As experienced by Monzo in 2019, Cassandra won’t always behave in the way that you expect. The thing that makes this so dangerous is that the system is incredibly complicated that it becomes opaque: unless you are a Cassandra expert it is very difficult to get debugging information about why your Cassandra database isn’t behaving as expected. Using 3rd party technologies is often the right decision (as against building things yourself), but for highly complex and critical systems it carries significant risk.
One solution to this would be to build up more Cassandra expertise (either in-house or by hiring). An alternative approach would be to procure a managed version of the software (there are many to choose from), thus hopefully entrusting your system to a more experienced group of engineers for whom the software is less opaque. The other answer is to use more ‘out-of-the-box’ style technologies, which require less careful configuration and tuning, at least for as long as you can.
Managing Risk
As a product grows, the complexity (and therefore the risk) grows alongside. We can think about this as taking out debt, and using our talented engineers to pay the interest. We pay the interest in two ways:
- It takes us longer to build and ship new features because we need to gain confidence that our systems work as expected.
- Things go wrong in production, and it takes us time and money to resolve the issue and compensate the affected customers.
Over time, paying off this interest can slow your product organisation almost to a complete halt. It’s important for engineers (particularly those in leadership roles) to be able to communicate clearly about the risks that the product is carrying, and identify potential projects to help reduce those risks (reducing the interest we need to pay).

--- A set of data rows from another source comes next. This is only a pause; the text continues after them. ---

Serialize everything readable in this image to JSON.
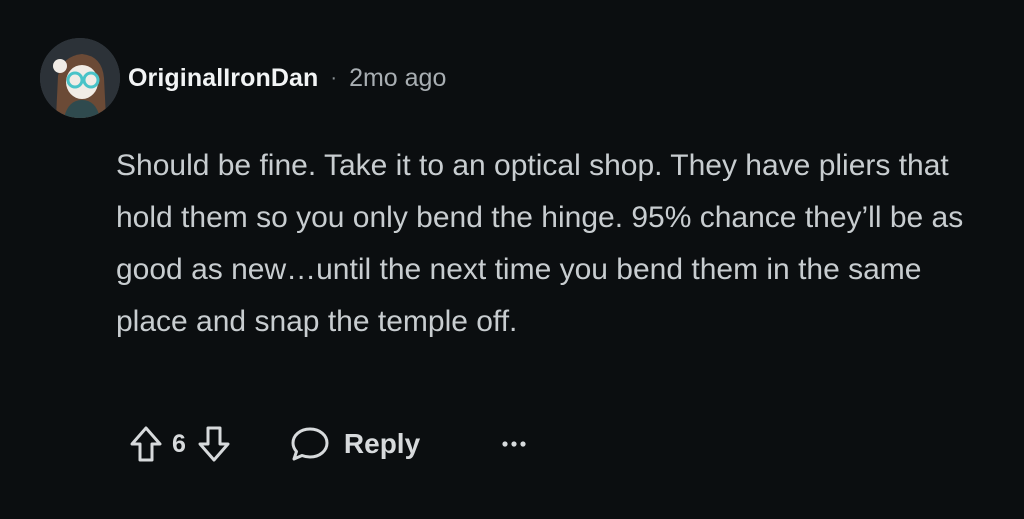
{
  "comment": {
    "author": "OriginalIronDan",
    "separator": "·",
    "timestamp": "2mo ago",
    "body": "Should be fine. Take it to an optical shop. They have pliers that hold them so you only bend the hinge. 95% chance they’ll be as good as new…until the next time you bend them in the same place and snap the temple off.",
    "score": "6",
    "reply_label": "Reply"
  },
  "icons": {
    "upvote": "arrow-up-outline-icon",
    "downvote": "arrow-down-outline-icon",
    "reply": "speech-bubble-icon",
    "more": "ellipsis-icon"
  },
  "colors": {
    "background": "#0b0e10",
    "text": "#c8cdd0",
    "username": "#f2f4f5",
    "muted": "#a8aeb2"
  }
}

We’ve already discussed some of them: isolating complexity and building expertise are both great strategies for reducing complexity. It’s also important to constantly trim unused or unstrategic functionality, which is ubiquitous across most start-ups. The functionality doesn’t appear to have a high maintenance cost, so sits untouched in the code base and slowly rots. If you have 10,000 customers and only 12 of them use the dictionary endpoint, unless it is deeply strategic, it’s a good candidate to be removed. Alternatively, it might be a configuration option that is rarely used or a workaround for a bug that’s since been fixed. The engineering effort required here is usually pretty limited as it’s often simply deleting code, but there may be additional effort required to communicate the change to customers. Having a well-trodden path that makes removing functionality easy is an important part of keeping complexity under control. This is sometimes described as ‘weeding’ - removing the functionality you don’t want to give space for new functionality to grow up in its place.
Testing, Testing, 1, 2
Projects to make changes like isolating complexity or removing unnecessary features can be quite scary. That fear can result in teams leaving lots of code untouched for years on end, for fear they will break someone’s integration. Tests are our best weapon in this particular battle. If we want to be able to safely and easily refactor and isolate complexity, having robust integration / end-to-end tests which demonstrate that the behaviour of the system remains unchanged is critical.
Wrap-Up
We cannot build useful products without complexity, so avoiding complexity all together is clearly not a useful strategy. But we should view all new features as a trade-off between the value they provide and the risk they carry. It’s often worth questioning whether the desired customer outcome can be achieved in a less complicated way: perhaps by changing some existing business logic or changing the implementation details. We can use the strategies outlined above to manage our risk, allowing us to deliver value while keeping our systems robust and resilient. Happy coding!